There is a lot that you can do to parallelize pathfinding even for a single agent.

I would start by considering more basic algorithms than A*, and only incorporating some of A*'s features (prioritized sweeping, a heuristic) as you understand how to do the more basic algorithms in parallel.

**Conceptual Starting Point #1: Breadth-first search**

A* is basically a souped-up breadth-first search. You can do BFS in parallel: Expand all the nodes in a ply in parallel, and synchronize between plys. Can you do that on the GPU?

**Conceptual starting point #2: Value Iteration**

Value Iteration is more general than A* and very easy to parallelize. In the case of the single-source shortest path problem, it reduces to the following. A value d(v) is associated to each vertex v; it represents the distance to the goal. It is initialized,

d(goal ) = 0

d(v) = Infinity for all v != goal

Then, you simply do the following:

d(v) := min_{u in neighbors(v)} [ edge_cost(v,u) + d(u) ]

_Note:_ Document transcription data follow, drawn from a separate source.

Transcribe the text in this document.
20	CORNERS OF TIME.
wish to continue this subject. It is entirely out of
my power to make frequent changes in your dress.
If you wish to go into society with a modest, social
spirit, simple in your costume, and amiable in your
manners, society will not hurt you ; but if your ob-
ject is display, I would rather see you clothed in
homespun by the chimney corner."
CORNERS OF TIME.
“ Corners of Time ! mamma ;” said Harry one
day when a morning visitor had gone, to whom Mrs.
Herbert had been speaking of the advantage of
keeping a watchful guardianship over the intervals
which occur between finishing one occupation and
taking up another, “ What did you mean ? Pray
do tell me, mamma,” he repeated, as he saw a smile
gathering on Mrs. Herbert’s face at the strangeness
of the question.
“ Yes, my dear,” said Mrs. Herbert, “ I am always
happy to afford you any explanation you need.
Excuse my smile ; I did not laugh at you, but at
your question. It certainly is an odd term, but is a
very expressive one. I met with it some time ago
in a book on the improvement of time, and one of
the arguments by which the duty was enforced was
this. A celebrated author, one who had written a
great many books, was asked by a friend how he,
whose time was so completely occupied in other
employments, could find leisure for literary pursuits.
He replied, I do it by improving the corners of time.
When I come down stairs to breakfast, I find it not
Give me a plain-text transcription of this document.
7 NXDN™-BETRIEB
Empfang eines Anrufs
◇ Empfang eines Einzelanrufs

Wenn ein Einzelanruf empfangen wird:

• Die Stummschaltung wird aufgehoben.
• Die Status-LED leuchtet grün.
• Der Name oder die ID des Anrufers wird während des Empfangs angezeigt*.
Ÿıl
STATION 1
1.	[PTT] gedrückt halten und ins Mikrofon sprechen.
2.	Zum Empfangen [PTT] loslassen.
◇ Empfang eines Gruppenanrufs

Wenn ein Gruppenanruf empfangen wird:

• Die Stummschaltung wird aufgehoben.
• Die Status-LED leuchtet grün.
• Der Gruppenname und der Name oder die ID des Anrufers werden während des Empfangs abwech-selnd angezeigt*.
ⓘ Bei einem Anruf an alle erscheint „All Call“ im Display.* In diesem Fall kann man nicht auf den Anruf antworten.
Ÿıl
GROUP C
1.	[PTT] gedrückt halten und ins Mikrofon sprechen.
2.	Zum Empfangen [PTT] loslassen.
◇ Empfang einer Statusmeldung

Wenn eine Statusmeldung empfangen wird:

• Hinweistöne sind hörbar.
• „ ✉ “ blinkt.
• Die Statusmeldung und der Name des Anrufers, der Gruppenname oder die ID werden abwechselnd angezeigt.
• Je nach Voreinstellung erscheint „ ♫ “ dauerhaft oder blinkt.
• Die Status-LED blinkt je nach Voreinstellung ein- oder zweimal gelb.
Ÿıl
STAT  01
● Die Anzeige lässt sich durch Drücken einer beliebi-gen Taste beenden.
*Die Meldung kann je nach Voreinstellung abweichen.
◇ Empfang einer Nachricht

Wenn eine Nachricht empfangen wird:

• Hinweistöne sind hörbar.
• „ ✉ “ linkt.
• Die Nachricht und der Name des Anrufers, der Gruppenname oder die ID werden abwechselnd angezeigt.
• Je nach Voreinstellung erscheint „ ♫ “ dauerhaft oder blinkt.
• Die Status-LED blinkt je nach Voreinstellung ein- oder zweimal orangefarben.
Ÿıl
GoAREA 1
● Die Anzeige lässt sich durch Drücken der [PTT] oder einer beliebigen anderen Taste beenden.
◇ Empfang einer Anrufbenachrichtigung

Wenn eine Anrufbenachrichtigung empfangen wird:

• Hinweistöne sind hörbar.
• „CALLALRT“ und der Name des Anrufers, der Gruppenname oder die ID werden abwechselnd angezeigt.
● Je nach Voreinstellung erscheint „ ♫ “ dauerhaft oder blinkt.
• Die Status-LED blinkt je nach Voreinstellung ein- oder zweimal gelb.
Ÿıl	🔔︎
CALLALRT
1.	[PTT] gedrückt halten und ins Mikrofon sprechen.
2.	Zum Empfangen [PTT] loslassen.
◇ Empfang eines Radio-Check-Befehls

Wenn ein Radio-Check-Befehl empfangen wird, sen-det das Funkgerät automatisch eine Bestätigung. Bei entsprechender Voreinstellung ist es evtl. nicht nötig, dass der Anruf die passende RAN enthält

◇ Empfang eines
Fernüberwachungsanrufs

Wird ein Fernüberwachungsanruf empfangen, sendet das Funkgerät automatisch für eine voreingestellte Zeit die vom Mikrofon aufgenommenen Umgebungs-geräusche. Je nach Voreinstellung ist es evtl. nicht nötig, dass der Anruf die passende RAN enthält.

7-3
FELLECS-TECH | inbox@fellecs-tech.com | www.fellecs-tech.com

E.g., if vertex v has three neighbors, u1, u2, and u3, then it looks at the three quantities,

edge_cost(v, u1) + d(u1)

edge_cost(v, u2) + d(u2)

edge_cost(v, u3) + d(u3)

and picks whichever one is smallest.

This minimization can be performed in parallel by all vertices. To do it, a vertex needs only to look at its neighbors' values. This can be done either in a "Jacobi style" (in which new values are written to a separate buffer, and buffers are swapped at the end of the iteration -- this is the classic Value Iteration), or in a "Gauss-Seidel style" (in which new values are written "in-place" back to the original buffer -- sometimes called "Asynchronous dynamic programming"). The point is that you have a great deal of flexibility in the order in which you do these updates, while still guaranteeing convergence. Dijkstra's algorithm and A* are "just" very, very careful optimizations of this basic iteration, first to avoid updating nodes that don't need updates, and then to bias the updates in the direction of the goal (while making certain guarantees).

**Detail: Bidirectional search**

Shortest path problems can be solved more quickly by bidirectional search. At the very least, you can perform these two searches in parallel (though this is more of "cpu-level parallelism" than "gpu-level parallelism").